The economy could begin to pull out of the recession later this year but a full recovery could take as long as six years, according to a forecast issued today by the Federal Reserve.
The projections were grimmer than those issued by the Fed in January. Yet, they still reflected a growing sentiment inside and outside the central bank that the economy has turned a corner and is declining at a more moderate pace than in the fall.
Fed leaders predicted the economy would shrink this year and then expand at an annualized rate of between 2 and 3 percent in 2010, before gaining further momentum in 2011. However, Fed leaders anticipated labor market conditions will be weak for some time. They projected unemployment to rise to between 9.2 and 9.6 percent and stay in that range through the end of next year before leveling off at between 7.7 and 8.5 percent in 2011. As of April, the unemployment rate was 8.9 percent.
I trust that assessment, and if anything it's too optimistic. We're seeing other developed economies basically in depression right now, and liabilities that were an outgrowth of the market crash, like our record pension insurance deficit, will really start to affect pensioners and those who will have less money to spend for years to come. The market remains 40% below its peak.
Our biggest problem right now remains the foreclosure crisis. The economy cannot sustain continued foreclosures at this rate. It impacts construction, because new inventory need not be created. It impacts the lenders' bottom lines, which affects lending throughout the economy. And small business who cannot get credit cannot create jobs. Then there's the ripple effect of foreclosures to property values, which affects the bottom lines of local governments, resulting in decreased services, particularly for education, and fewer jobs. Rising foreclosures hit just about every aspect of the economy. And the bill the President signed this week won't do much to help.

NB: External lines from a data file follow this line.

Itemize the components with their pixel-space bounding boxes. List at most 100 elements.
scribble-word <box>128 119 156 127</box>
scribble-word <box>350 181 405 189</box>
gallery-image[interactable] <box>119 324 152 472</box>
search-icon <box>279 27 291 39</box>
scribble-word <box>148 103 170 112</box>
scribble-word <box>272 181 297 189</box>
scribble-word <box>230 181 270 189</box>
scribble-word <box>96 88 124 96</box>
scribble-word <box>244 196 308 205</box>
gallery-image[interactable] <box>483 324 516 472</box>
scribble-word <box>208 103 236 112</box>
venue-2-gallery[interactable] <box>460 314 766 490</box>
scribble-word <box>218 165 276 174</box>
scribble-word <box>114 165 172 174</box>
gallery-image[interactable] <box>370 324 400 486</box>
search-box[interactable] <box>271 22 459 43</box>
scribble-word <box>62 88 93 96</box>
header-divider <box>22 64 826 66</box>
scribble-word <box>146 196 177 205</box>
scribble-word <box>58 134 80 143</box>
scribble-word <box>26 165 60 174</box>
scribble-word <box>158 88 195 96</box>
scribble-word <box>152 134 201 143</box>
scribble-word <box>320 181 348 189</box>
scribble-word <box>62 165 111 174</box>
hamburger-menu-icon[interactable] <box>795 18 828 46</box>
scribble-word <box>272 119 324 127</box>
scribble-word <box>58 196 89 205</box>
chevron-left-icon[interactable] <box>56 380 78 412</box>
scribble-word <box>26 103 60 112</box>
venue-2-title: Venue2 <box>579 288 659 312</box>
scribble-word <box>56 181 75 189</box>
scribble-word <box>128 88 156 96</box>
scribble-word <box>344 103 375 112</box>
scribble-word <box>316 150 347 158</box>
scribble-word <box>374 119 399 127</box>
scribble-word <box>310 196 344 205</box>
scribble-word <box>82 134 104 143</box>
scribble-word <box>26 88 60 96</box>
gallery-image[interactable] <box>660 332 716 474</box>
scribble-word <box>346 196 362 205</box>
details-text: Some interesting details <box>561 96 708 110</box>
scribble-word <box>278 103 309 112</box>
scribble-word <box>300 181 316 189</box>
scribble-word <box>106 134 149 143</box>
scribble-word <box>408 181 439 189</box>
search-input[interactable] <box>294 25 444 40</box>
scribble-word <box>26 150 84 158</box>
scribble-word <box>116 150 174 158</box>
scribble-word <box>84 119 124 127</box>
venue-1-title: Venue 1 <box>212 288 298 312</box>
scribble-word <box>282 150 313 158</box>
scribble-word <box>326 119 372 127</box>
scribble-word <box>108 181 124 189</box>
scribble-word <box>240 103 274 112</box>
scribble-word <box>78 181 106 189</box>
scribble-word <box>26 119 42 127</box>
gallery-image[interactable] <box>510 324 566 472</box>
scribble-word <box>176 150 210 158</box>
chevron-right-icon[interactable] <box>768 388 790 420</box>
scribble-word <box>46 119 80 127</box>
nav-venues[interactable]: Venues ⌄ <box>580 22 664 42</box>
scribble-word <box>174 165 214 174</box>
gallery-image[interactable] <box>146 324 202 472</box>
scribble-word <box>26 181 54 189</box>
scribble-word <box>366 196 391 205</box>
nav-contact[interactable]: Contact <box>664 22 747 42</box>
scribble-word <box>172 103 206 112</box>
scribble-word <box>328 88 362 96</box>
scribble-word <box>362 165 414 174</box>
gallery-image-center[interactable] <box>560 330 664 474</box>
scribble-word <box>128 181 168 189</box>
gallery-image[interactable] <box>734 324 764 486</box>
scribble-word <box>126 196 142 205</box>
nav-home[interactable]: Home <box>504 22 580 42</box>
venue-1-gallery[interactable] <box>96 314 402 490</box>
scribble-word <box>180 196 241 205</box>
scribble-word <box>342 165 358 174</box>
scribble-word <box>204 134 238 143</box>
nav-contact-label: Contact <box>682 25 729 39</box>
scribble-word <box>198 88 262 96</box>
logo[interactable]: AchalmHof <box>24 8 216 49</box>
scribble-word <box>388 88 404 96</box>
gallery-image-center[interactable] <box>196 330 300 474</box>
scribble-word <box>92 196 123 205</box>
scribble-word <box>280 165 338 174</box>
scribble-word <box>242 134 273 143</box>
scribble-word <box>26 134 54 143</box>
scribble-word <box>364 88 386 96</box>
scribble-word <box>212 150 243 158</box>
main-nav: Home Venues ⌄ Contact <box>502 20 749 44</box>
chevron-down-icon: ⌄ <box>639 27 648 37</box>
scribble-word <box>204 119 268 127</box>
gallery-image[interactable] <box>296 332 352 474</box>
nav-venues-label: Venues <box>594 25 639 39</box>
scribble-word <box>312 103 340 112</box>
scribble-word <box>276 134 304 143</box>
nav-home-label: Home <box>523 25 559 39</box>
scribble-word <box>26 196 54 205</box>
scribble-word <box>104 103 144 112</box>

After months of debate, the final version of the latest bill eliminated a key provision that would have allowed bankruptcy judges to modify mortgage terms. Faced with heavy pressure from the banking industry, Congress again tabled the highly contentious provision after several attempts to introduce it over the past year. That leaves the decision to refinance a mortgage up to lenders and investors holding securities backed by those loans.
Meanwhile, homeowners stuck with unaffordable payments, or who now owe more than their house is worth, must slog through the red tape of negotiating a new loan with their lender.
I've come to the point where this guy's activism is starting to look pretty good to me.
Bruce Marks doesn't bother being diplomatic. A campaigner on behalf of homeowners facing foreclosure, he was on the phone one day in March to a loan executive at Bank of America Corp.
"I'm tired of borrowers being screwed!" Mr. Marks yelled into the phone. "You're incompetent!" Before hanging up, he threatened to call bank CEO Kenneth Lewis at home to complain about the loan executive.
Mr. Marks's nonprofit organization, Neighborhood Assistance Corp. of America, has emerged as one of the loudest scourges of the banking industry in the post-bubble economy. It salts its Web site with photos of executives it accuses of standing in the way of helping homeowners -- emblazoning "Predator" across their photos, picturing their homes and sometimes including home phone numbers. In February, NACA, as it's called, protested at the home of a mortgage investor by scattering furniture on his lawn, to give him a taste of what it feels like to be evicted.
In the 1990s, Mr. Marks leaked details of a banker's divorce to the press and organized a protest at the school of another banker's child. He says he would use such tactics again. "We have to terrorize these bankers," Mr. Marks says.
Something needs to shake up the status quo. Because the results for the overwhelming majority of people, even those with seemingly no connection to homeownership or foreclosures, will be catastrophic.